Durán Guerrero’s killing in Maine is the eighth fatal ICE shooting in Trump’s second term, according to The Trace . At least fifty-two people have died in ICE custody over that same period, which Human Rights Watch called a “soaring mortality rate.” Meanwhile, ICE is further scaling up its quotidian activities to serve Trump’s project of ethnic cleansing: In just five days at the end of June, ICE agents quietly made a reported 10,000 arrests.
The vile spectacle of city-based ICE surges, which were the agency’s calling card under former DHS Secretary Kristi Noem, have given way to dispersed but constant round-ups. The terror for immigrant communities is no less acute; the difficulty when it comes to fighting back has only sharpened. It is high time that anti-ICE action receives more robust political and institutional support.

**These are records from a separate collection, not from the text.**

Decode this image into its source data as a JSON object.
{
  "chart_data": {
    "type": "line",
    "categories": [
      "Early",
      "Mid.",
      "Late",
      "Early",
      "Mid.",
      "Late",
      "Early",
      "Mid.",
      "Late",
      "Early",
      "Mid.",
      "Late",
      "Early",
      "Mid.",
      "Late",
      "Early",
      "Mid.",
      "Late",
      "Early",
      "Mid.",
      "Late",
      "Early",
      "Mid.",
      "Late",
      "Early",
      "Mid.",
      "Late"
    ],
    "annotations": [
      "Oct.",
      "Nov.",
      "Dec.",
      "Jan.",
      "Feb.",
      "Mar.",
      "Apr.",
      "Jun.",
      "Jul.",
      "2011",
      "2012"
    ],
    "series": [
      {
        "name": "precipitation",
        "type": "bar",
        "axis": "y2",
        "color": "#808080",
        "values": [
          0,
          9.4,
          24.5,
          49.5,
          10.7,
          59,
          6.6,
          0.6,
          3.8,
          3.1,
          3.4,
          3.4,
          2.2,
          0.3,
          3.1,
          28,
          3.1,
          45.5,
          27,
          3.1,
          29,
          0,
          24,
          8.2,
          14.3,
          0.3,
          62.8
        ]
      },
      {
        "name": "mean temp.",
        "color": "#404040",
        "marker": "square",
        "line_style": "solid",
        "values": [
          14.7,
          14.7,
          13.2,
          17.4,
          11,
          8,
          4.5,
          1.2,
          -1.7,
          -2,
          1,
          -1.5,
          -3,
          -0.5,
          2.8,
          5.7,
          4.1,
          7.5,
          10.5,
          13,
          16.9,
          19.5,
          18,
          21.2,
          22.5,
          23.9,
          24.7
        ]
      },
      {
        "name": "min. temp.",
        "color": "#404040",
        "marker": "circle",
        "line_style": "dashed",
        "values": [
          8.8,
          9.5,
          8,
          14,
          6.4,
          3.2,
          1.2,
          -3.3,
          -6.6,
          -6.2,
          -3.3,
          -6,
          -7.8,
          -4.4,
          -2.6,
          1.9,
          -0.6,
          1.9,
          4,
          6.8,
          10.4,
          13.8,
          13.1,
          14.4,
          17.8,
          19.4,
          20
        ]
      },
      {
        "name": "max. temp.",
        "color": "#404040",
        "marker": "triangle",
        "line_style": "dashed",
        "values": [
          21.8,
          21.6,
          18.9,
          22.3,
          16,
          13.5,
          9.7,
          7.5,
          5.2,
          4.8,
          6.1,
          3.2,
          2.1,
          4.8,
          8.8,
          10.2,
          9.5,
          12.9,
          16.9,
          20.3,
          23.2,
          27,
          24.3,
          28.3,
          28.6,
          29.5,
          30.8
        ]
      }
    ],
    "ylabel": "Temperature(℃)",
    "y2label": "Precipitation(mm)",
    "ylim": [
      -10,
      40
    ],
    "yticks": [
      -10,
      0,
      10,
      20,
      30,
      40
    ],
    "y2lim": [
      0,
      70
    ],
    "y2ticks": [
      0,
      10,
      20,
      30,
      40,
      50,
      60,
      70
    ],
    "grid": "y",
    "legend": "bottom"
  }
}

It is not sufficient , for example, for New York Mayor Zohran Mamdani to assert that the New York Police Department does not coordinate with ICE for deportation operations if the NYPD is dispatched to clear streets for ICE vehicles to travel through disruption-free. It is not enough to have a court order in place barring ICE from making arrests at New York City immigration courts if that order isn’t enforced . “ Sanctuary city ” has to be a label with meaning beyond Trump using it as a slur against blue cities. It’s a promise, one that must also entail taking action against the racist municipal policing under which immigrants suffer and antifascist organizing is targeted .
Houston Mayor John Whitmire vowed last week to “pursue an independent and transparent” local investigation into the ICE shooting in his city. He also said that the federal government has taken control of the evidence, making such an investigation extremely difficult. The idea that the federal government will hold its jackbooted thugs accountable is, of course, utterly laughable .
But so, too, is the idea that an investigation by Houston or Texas law enforcement will deliver justice to Salgado Araujo’s loved ones, let alone the millions of people whose lives are being destroyed by the American deportation machine. An independent investigation into ICE killings is not even the floor, it’s the basement.